Changing America: The county that gave Clinton only 5 voteshttp://www.msn.com/en-us/news/politics/changing-america-the-county-that-gave-clinton-only-5-votes/ar-BBEdTUU?li=BBmkt5R&ocid=spartandhp
Excerpt:  The widening divide has changed the way both Democrats and Republicans run their political campaigns. Presidential campaigns in recent years have become more negative, bent on either depressing a rival's vote or inspiring one's own base to show up.  Barack Obama's 2008 campaign team buried Republican nominee Sen.

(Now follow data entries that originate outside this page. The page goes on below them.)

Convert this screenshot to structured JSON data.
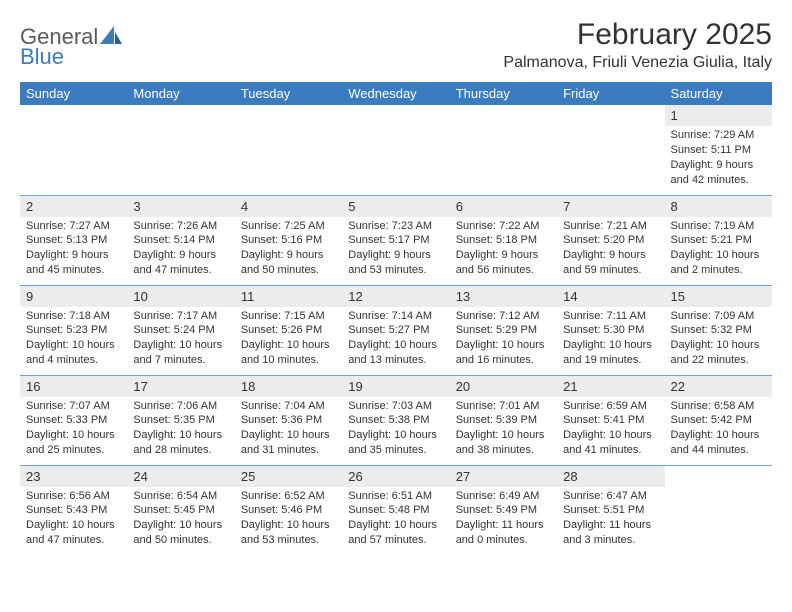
{
  "logo": {
    "text1": "General",
    "text2": "Blue"
  },
  "title": "February 2025",
  "location": "Palmanova, Friuli Venezia Giulia, Italy",
  "colors": {
    "header_bg": "#3b7bbf",
    "header_text": "#ffffff",
    "daynum_bg": "#ececec",
    "row_border": "#6fa3d4",
    "logo_gray": "#5b5b5b",
    "logo_blue": "#3b7bbf"
  },
  "day_headers": [
    "Sunday",
    "Monday",
    "Tuesday",
    "Wednesday",
    "Thursday",
    "Friday",
    "Saturday"
  ],
  "weeks": [
    [
      {
        "n": "",
        "sr": "",
        "ss": "",
        "dl": ""
      },
      {
        "n": "",
        "sr": "",
        "ss": "",
        "dl": ""
      },
      {
        "n": "",
        "sr": "",
        "ss": "",
        "dl": ""
      },
      {
        "n": "",
        "sr": "",
        "ss": "",
        "dl": ""
      },
      {
        "n": "",
        "sr": "",
        "ss": "",
        "dl": ""
      },
      {
        "n": "",
        "sr": "",
        "ss": "",
        "dl": ""
      },
      {
        "n": "1",
        "sr": "Sunrise: 7:29 AM",
        "ss": "Sunset: 5:11 PM",
        "dl": "Daylight: 9 hours and 42 minutes."
      }
    ],
    [
      {
        "n": "2",
        "sr": "Sunrise: 7:27 AM",
        "ss": "Sunset: 5:13 PM",
        "dl": "Daylight: 9 hours and 45 minutes."
      },
      {
        "n": "3",
        "sr": "Sunrise: 7:26 AM",
        "ss": "Sunset: 5:14 PM",
        "dl": "Daylight: 9 hours and 47 minutes."
      },
      {
        "n": "4",
        "sr": "Sunrise: 7:25 AM",
        "ss": "Sunset: 5:16 PM",
        "dl": "Daylight: 9 hours and 50 minutes."
      },
      {
        "n": "5",
        "sr": "Sunrise: 7:23 AM",
        "ss": "Sunset: 5:17 PM",
        "dl": "Daylight: 9 hours and 53 minutes."
      },
      {
        "n": "6",
        "sr": "Sunrise: 7:22 AM",
        "ss": "Sunset: 5:18 PM",
        "dl": "Daylight: 9 hours and 56 minutes."
      },
      {
        "n": "7",
        "sr": "Sunrise: 7:21 AM",
        "ss": "Sunset: 5:20 PM",
        "dl": "Daylight: 9 hours and 59 minutes."
      },
      {
        "n": "8",
        "sr": "Sunrise: 7:19 AM",
        "ss": "Sunset: 5:21 PM",
        "dl": "Daylight: 10 hours and 2 minutes."
      }
    ],
    [
      {
        "n": "9",
        "sr": "Sunrise: 7:18 AM",
        "ss": "Sunset: 5:23 PM",
        "dl": "Daylight: 10 hours and 4 minutes."
      },
      {
        "n": "10",
        "sr": "Sunrise: 7:17 AM",
        "ss": "Sunset: 5:24 PM",
        "dl": "Daylight: 10 hours and 7 minutes."
      },
      {
        "n": "11",
        "sr": "Sunrise: 7:15 AM",
        "ss": "Sunset: 5:26 PM",
        "dl": "Daylight: 10 hours and 10 minutes."
      },
      {
        "n": "12",
        "sr": "Sunrise: 7:14 AM",
        "ss": "Sunset: 5:27 PM",
        "dl": "Daylight: 10 hours and 13 minutes."
      },
      {
        "n": "13",
        "sr": "Sunrise: 7:12 AM",
        "ss": "Sunset: 5:29 PM",
        "dl": "Daylight: 10 hours and 16 minutes."
      },
      {
        "n": "14",
        "sr": "Sunrise: 7:11 AM",
        "ss": "Sunset: 5:30 PM",
        "dl": "Daylight: 10 hours and 19 minutes."
      },
      {
        "n": "15",
        "sr": "Sunrise: 7:09 AM",
        "ss": "Sunset: 5:32 PM",
        "dl": "Daylight: 10 hours and 22 minutes."
      }
    ],
    [
      {
        "n": "16",
        "sr": "Sunrise: 7:07 AM",
        "ss": "Sunset: 5:33 PM",
        "dl": "Daylight: 10 hours and 25 minutes."
      },
      {
        "n": "17",
        "sr": "Sunrise: 7:06 AM",
        "ss": "Sunset: 5:35 PM",
        "dl": "Daylight: 10 hours and 28 minutes."
      },
      {
        "n": "18",
        "sr": "Sunrise: 7:04 AM",
        "ss": "Sunset: 5:36 PM",
        "dl": "Daylight: 10 hours and 31 minutes."
      },
      {
        "n": "19",
        "sr": "Sunrise: 7:03 AM",
        "ss": "Sunset: 5:38 PM",
        "dl": "Daylight: 10 hours and 35 minutes."
      },
      {
        "n": "20",
        "sr": "Sunrise: 7:01 AM",
        "ss": "Sunset: 5:39 PM",
        "dl": "Daylight: 10 hours and 38 minutes."
      },
      {
        "n": "21",
        "sr": "Sunrise: 6:59 AM",
        "ss": "Sunset: 5:41 PM",
        "dl": "Daylight: 10 hours and 41 minutes."
      },
      {
        "n": "22",
        "sr": "Sunrise: 6:58 AM",
        "ss": "Sunset: 5:42 PM",
        "dl": "Daylight: 10 hours and 44 minutes."
      }
    ],
    [
      {
        "n": "23",
        "sr": "Sunrise: 6:56 AM",
        "ss": "Sunset: 5:43 PM",
        "dl": "Daylight: 10 hours and 47 minutes."
      },
      {
        "n": "24",
        "sr": "Sunrise: 6:54 AM",
        "ss": "Sunset: 5:45 PM",
        "dl": "Daylight: 10 hours and 50 minutes."
      },
      {
        "n": "25",
        "sr": "Sunrise: 6:52 AM",
        "ss": "Sunset: 5:46 PM",
        "dl": "Daylight: 10 hours and 53 minutes."
      },
      {
        "n": "26",
        "sr": "Sunrise: 6:51 AM",
        "ss": "Sunset: 5:48 PM",
        "dl": "Daylight: 10 hours and 57 minutes."
      },
      {
        "n": "27",
        "sr": "Sunrise: 6:49 AM",
        "ss": "Sunset: 5:49 PM",
        "dl": "Daylight: 11 hours and 0 minutes."
      },
      {
        "n": "28",
        "sr": "Sunrise: 6:47 AM",
        "ss": "Sunset: 5:51 PM",
        "dl": "Daylight: 11 hours and 3 minutes."
      },
      {
        "n": "",
        "sr": "",
        "ss": "",
        "dl": ""
      }
    ]
  ]
}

John McCain (Ariz.) under more negative advertisements than any previous campaign in history - until his 2012 campaign eclipsed them in the race to define Mitt Romney and until 2016, when Clinton's team ran an almost entirely negative campaign against Trump.  Said another way: Mobilizing voters has become more politically profitable than persuading those in the middle to join a side.
(NOTE THAT THIS IS PART OF A SERIES OF DEMOGRAPHICS ARTICLES FROM THE HILL, a relatively liberal source.  This urban-rural divide was clearly beginning even when I was a child in the late 50s and early 60s.  Perhaps the easiest issue to see it clearly in is attitudes toward firearms.  The large cities have taken a dim view of the right to bear arms for almost as long as there have been cities.  In the more rural areas, firearms were considered both normal and necessary to sustaining life.  No one in a city condemns fishing poles, but until the last few decades, firearms were as important a means of providing food as a fishing pole, IF you lived in rural America [I personally have–or at least, had–relatives and friends that provided most of their own meat by hunting].  That’s simply the most obvious issue, there are thousands of others.  The reality is that neither city-dwellers nor country cousins can survive  without the other.  Without “goods and services,” life is immeasurably poorer and shorter, without food, the cities–and the people in them–starve.  Neither is viable alone at our current comfort levels.  I see no “quick fix” for this difference in attitudes; there may not be one, perhaps not even a slow fix.  But, unless we all learn to live together somehow, we will surely fail both as a society and as a country.  Ron P.  PS  You may have to copy and paste the link into a browser as it doesn't appear to be live.)